With my back to the shoreline, I tiptoed around what seemed to me 

a biological rarity: just mounds of it, ouroboroses tackle piled           

over each other. I thought a giant’s heart broke 

       and he, incapable of telling organ from beating nucleus,       

ripped out his intestines instead. Waited for the brackish

perfume to leak from it, nothing but salt air seeping 

out of the gumminess, Greek for mermaid’s bladder

the plates of spaghetti smeared with butter and fake                               

cheese we ate in August not yet making money 

and performing penny-tight penance to pay  

for our apartment, then—and still—a luxury 

item.

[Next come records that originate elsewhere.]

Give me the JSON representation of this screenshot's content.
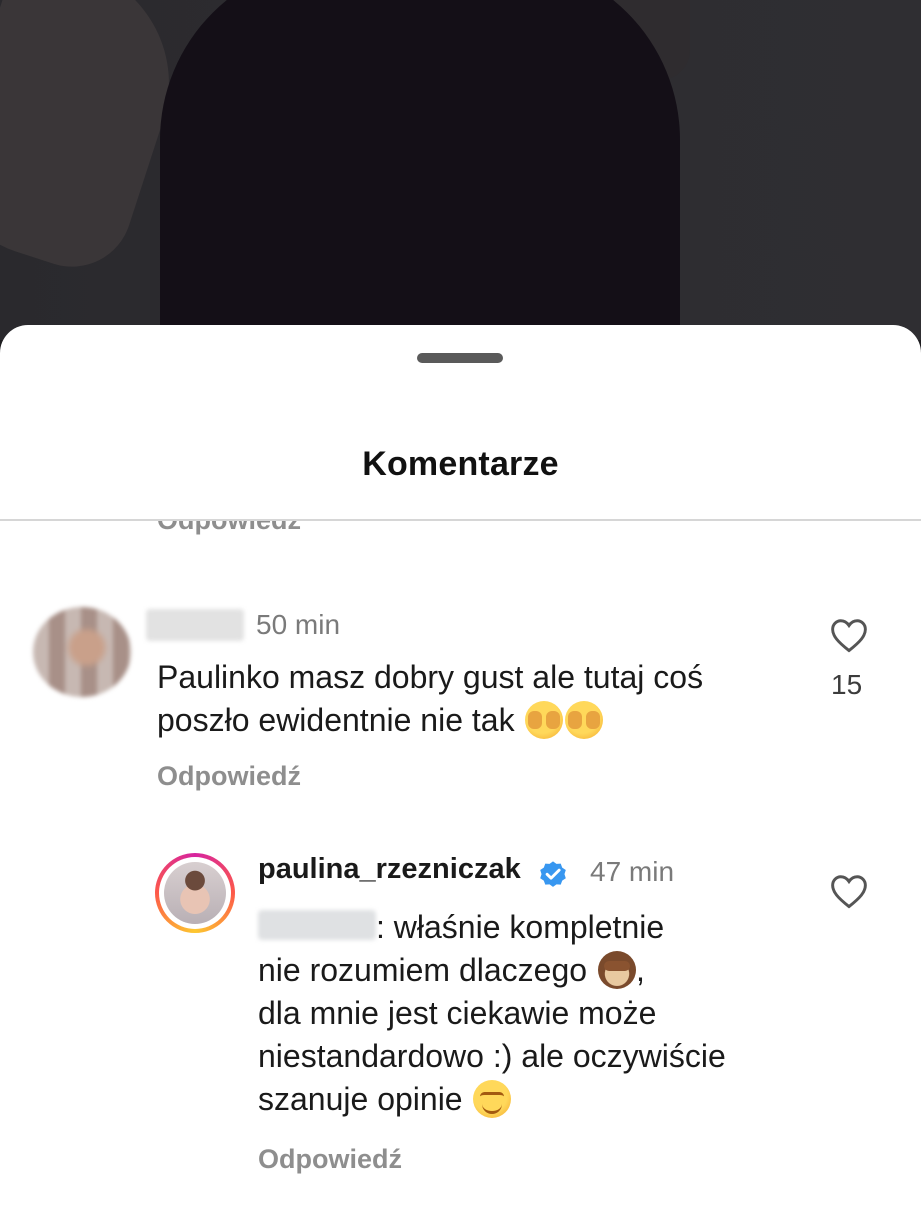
{
  "sheet": {
    "title": "Komentarze"
  },
  "comments": {
    "clipped_reply_label": "Odpowiedź",
    "first": {
      "time": "50 min",
      "text_line1": "Paulinko masz dobry gust ale tutaj coś",
      "text_line2": "poszło ewidentnie nie tak",
      "reply_label": "Odpowiedź",
      "like_count": "15",
      "emojis": [
        "face-peeking-icon",
        "face-peeking-icon"
      ]
    },
    "second": {
      "username": "paulina_rzezniczak",
      "verified": true,
      "time": "47 min",
      "text_line1": ": właśnie kompletnie",
      "text_line2": "nie rozumiem dlaczego",
      "text_line2_tail": ",",
      "text_line3": "dla mnie jest ciekawie może",
      "text_line4": "niestandardowo :) ale oczywiście",
      "text_line5": "szanuje opinie",
      "reply_label": "Odpowiedź",
      "emojis": [
        "see-no-evil-monkey-icon",
        "smiling-face-icon"
      ]
    }
  },
  "colors": {
    "verified": "#3897f0",
    "secondary_text": "#8e8e8e",
    "avatar_ring": "#d6249f"
  }
}
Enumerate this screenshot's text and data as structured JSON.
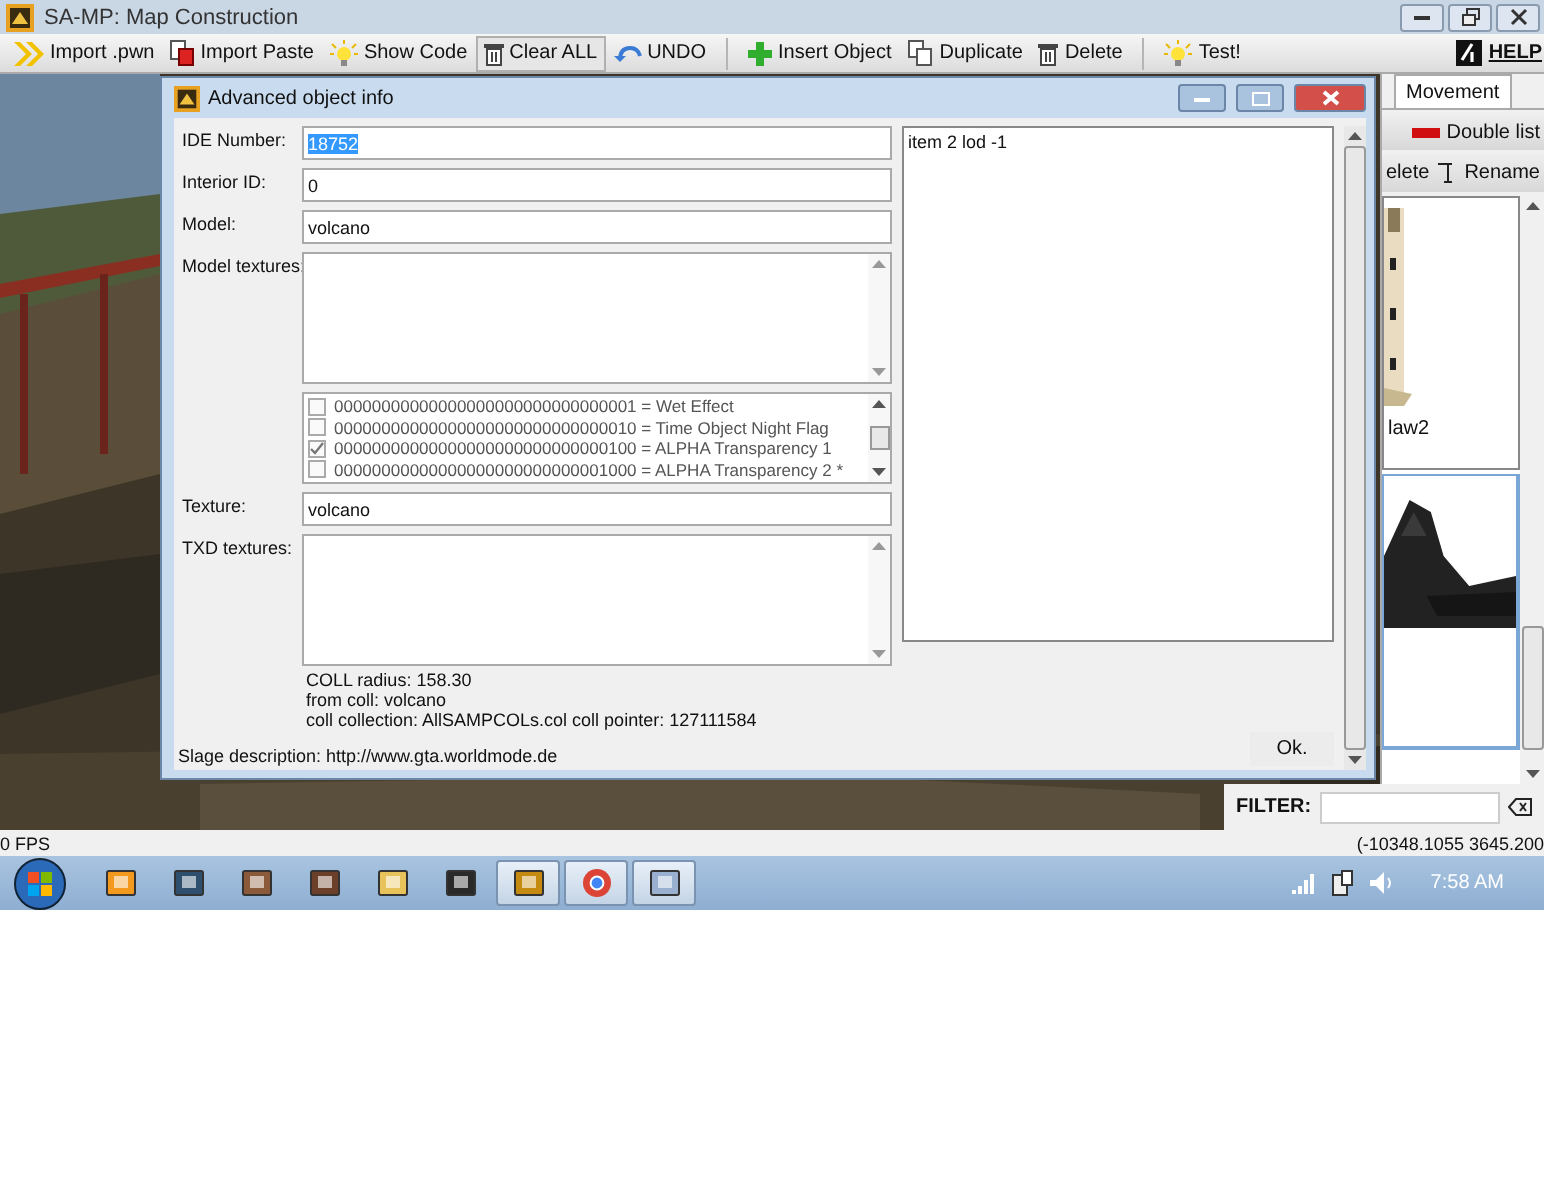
{
  "window": {
    "title": "SA-MP: Map Construction"
  },
  "toolbar": {
    "groups": [
      {
        "items": [
          {
            "label": "Import .pwn",
            "pressed": false
          },
          {
            "label": "Import Paste",
            "pressed": false
          },
          {
            "label": "Show Code",
            "pressed": false
          },
          {
            "label": "Clear ALL",
            "pressed": true
          },
          {
            "label": "UNDO",
            "pressed": false
          }
        ]
      },
      {
        "items": [
          {
            "label": "Insert Object",
            "pressed": false
          },
          {
            "label": "Duplicate",
            "pressed": false
          },
          {
            "label": "Delete",
            "pressed": false
          }
        ]
      },
      {
        "items": [
          {
            "label": "Test!",
            "pressed": false
          }
        ]
      }
    ],
    "help": "HELP"
  },
  "side_panel": {
    "tabs": [
      {
        "label": "Movement",
        "selected": true
      }
    ],
    "double_list_button": "Double list",
    "buttons": [
      "elete",
      "Rename"
    ],
    "models": [
      {
        "label": "law2",
        "selected": false
      },
      {
        "selected": true
      }
    ],
    "filter": {
      "label": "FILTER:"
    }
  },
  "dialog": {
    "title": "Advanced object info",
    "rows": [
      {
        "kind": "text",
        "label": "IDE Number:",
        "value": "18752",
        "value_selected": true
      },
      {
        "kind": "text",
        "label": "Interior ID:",
        "value": "0",
        "value_selected": false
      },
      {
        "kind": "text",
        "label": "Model:",
        "value": "volcano",
        "value_selected": false
      },
      {
        "kind": "textarea",
        "label": "Model textures:"
      },
      {
        "kind": "flags",
        "flags": [
          {
            "label": "00000000000000000000000000000001 = Wet Effect",
            "checked": false
          },
          {
            "label": "00000000000000000000000000000010 = Time Object Night Flag",
            "checked": false
          },
          {
            "label": "00000000000000000000000000000100 = ALPHA Transparency 1",
            "checked": true
          },
          {
            "label": "00000000000000000000000000001000 = ALPHA Transparency 2 *",
            "checked": false
          }
        ]
      },
      {
        "kind": "text",
        "label": "Texture:",
        "value": "volcano",
        "value_selected": false
      },
      {
        "kind": "textarea",
        "label": "TXD textures:"
      }
    ],
    "coll_info": [
      "COLL radius: 158.30",
      "from coll: volcano",
      "coll collection: AllSAMPCOLs.col coll pointer: 127111584"
    ],
    "lod_list": [
      "item 2 lod -1"
    ],
    "description": "Slage description: http://www.gta.worldmode.de",
    "ok_button": "Ok."
  },
  "status_bar": {
    "fps": "0 FPS",
    "coordinates": "(-10348.1055 3645.200"
  },
  "taskbar": {
    "apps": [
      {
        "active": false
      },
      {
        "active": false
      },
      {
        "active": false
      },
      {
        "active": false
      },
      {
        "active": false
      },
      {
        "active": false
      },
      {
        "active": true
      },
      {
        "active": true
      },
      {
        "active": true
      }
    ],
    "clock": "7:58 AM"
  }
}
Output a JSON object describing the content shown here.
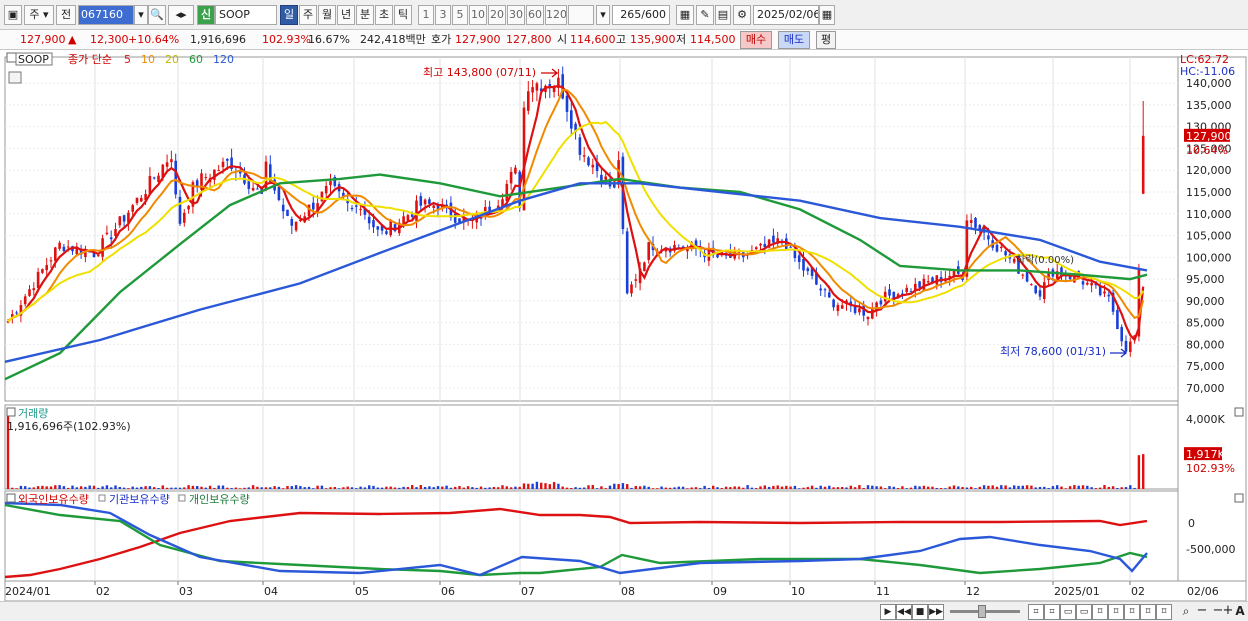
{
  "toolbar": {
    "period_code": "주",
    "prev_label": "전",
    "stock_code": "067160",
    "badge": "신",
    "stock_name": "SOOP",
    "tabs": [
      "일",
      "주",
      "월",
      "년",
      "분",
      "초",
      "틱"
    ],
    "active_tab": "일",
    "intervals": [
      "1",
      "3",
      "5",
      "10",
      "20",
      "30",
      "60",
      "120"
    ],
    "count": "265",
    "count_total": "/600",
    "date": "2025/02/06"
  },
  "quote": {
    "price": "127,900",
    "change": "12,300",
    "change_pct": "+10.64%",
    "volume": "1,916,696",
    "vol_ratio": "102.93%",
    "turnover": "16.67%",
    "amount": "242,418백만",
    "ask_label": "호가",
    "ask": "127,900",
    "bid": "127,800",
    "open_label": "시",
    "open": "114,600",
    "high_label": "고",
    "high": "135,900",
    "low_label": "저",
    "low": "114,500",
    "buy_label": "매수",
    "sell_label": "매도",
    "eval_label": "평"
  },
  "chart_labels": {
    "title": "SOOP",
    "ma_label": "종가 단순",
    "lc": "LC:62.72",
    "hc": "HC:-11.06",
    "high_note": "최고 143,800 (07/11)",
    "low_note": "최저 78,600 (01/31)",
    "mid_note": "하락(0.00%)",
    "last_price": "127,900",
    "last_pct": "10.64%",
    "volume_title": "거래량",
    "volume_info": "1,916,696주(102.93%)",
    "volume_last": "1,917K",
    "volume_last_pct": "102.93%",
    "flow_legend": [
      "외국인보유수량",
      "기관보유수량",
      "개인보유수량"
    ]
  },
  "chart_data": [
    {
      "type": "line",
      "title": "SOOP",
      "ma_periods": [
        "5",
        "10",
        "20",
        "60",
        "120"
      ],
      "colors": {
        "ma5": "#dd1111",
        "ma10": "#f08a00",
        "ma20": "#f0e000",
        "ma60": "#1f9a3a",
        "ma120": "#2a58d8",
        "up": "#e01010",
        "down": "#1a3fd8"
      },
      "x_tick_labels": [
        "2024/01",
        "02",
        "03",
        "04",
        "05",
        "06",
        "07",
        "08",
        "09",
        "10",
        "11",
        "12",
        "2025/01",
        "02",
        "02/06"
      ],
      "y_tick_labels": [
        "140,000",
        "135,000",
        "130,000",
        "125,000",
        "120,000",
        "115,000",
        "110,000",
        "105,000",
        "100,000",
        "95,000",
        "90,000",
        "85,000",
        "80,000",
        "75,000",
        "70,000"
      ],
      "ylim": [
        67000,
        146000
      ],
      "close_monthly": [
        {
          "month": "2024/01",
          "start": 85000,
          "end": 101000
        },
        {
          "month": "02",
          "end": 107000
        },
        {
          "month": "03",
          "end": 122000
        },
        {
          "month": "04",
          "end": 114000
        },
        {
          "month": "05",
          "end": 111000
        },
        {
          "month": "06",
          "end": 112000
        },
        {
          "month": "07",
          "end": 126000
        },
        {
          "month": "08",
          "end": 100000
        },
        {
          "month": "09",
          "end": 101000
        },
        {
          "month": "10",
          "end": 90000
        },
        {
          "month": "11",
          "end": 96000
        },
        {
          "month": "12",
          "end": 97000
        },
        {
          "month": "2025/01",
          "end": 80000
        },
        {
          "month": "02",
          "end": 127900
        }
      ],
      "high": {
        "value": 143800,
        "date": "07/11"
      },
      "low": {
        "value": 78600,
        "date": "01/31"
      }
    },
    {
      "type": "bar",
      "title": "거래량",
      "y_tick_labels": [
        "4,000K"
      ],
      "last_value": "1,917K"
    },
    {
      "type": "line",
      "series_names": [
        "외국인보유수량",
        "기관보유수량",
        "개인보유수량"
      ],
      "y_tick_labels": [
        "0",
        "-500,000"
      ],
      "colors": [
        "#dd1111",
        "#1f9a3a",
        "#2a58d8"
      ]
    }
  ]
}
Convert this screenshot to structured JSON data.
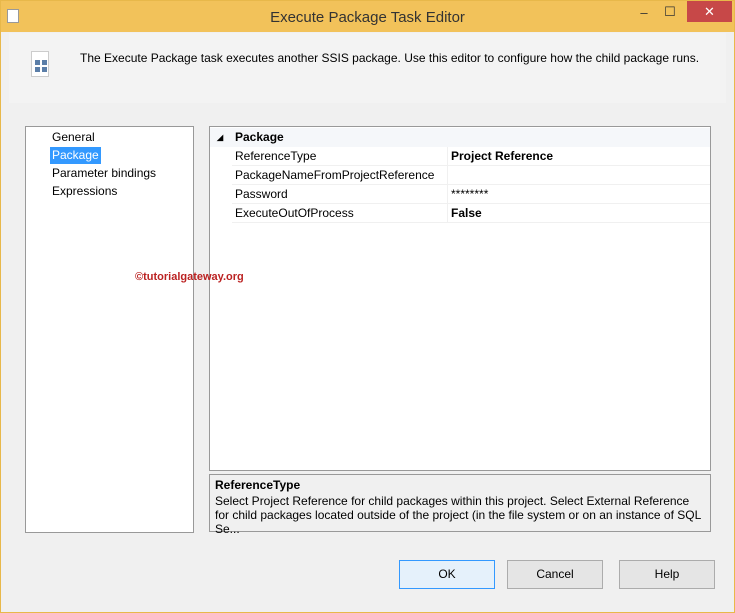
{
  "window": {
    "title": "Execute Package Task Editor",
    "minimize": "–",
    "maximize": "☐",
    "close": "✕"
  },
  "header": {
    "text": "The Execute Package task executes another SSIS package. Use this editor to configure how the child package runs."
  },
  "nav": {
    "items": [
      "General",
      "Package",
      "Parameter bindings",
      "Expressions"
    ],
    "selected": "Package"
  },
  "grid": {
    "category": "Package",
    "rows": [
      {
        "name": "ReferenceType",
        "value": "Project Reference"
      },
      {
        "name": "PackageNameFromProjectReference",
        "value": ""
      },
      {
        "name": "Password",
        "value": "********"
      },
      {
        "name": "ExecuteOutOfProcess",
        "value": "False"
      }
    ]
  },
  "description": {
    "title": "ReferenceType",
    "text": "Select Project Reference for child packages within this project. Select External Reference for child packages located outside of the project (in the file system or on an instance of SQL Se..."
  },
  "watermark": "©tutorialgateway.org",
  "buttons": {
    "ok": "OK",
    "cancel": "Cancel",
    "help": "Help"
  }
}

I guess I’m wondering if we will ever hold jobs                            

that don’t kill us or make a mockery of our night lives 

or if we like that giant now floating in the Pacific,

all dead weight and jellyfish stung, 

will self-dissect and leave our extractions      

on some beach for rich tourists to nudge

with their feet and see if there’s a jump scare.   

Evana Bodiker is a poet living in Boston. Her chapbook Ephemera, winner of the Robert Phillips Poetry Prize, was published in 2018 (Texas Review Press). Evana’s poems appear or are forthcoming from Sonora Review, The Oyez Review, Noble / Gas Qtrly, LEVELER, and elsewhere. In the fall, she will begin her MFA candidacy at the Iowa Writers’ Workshop.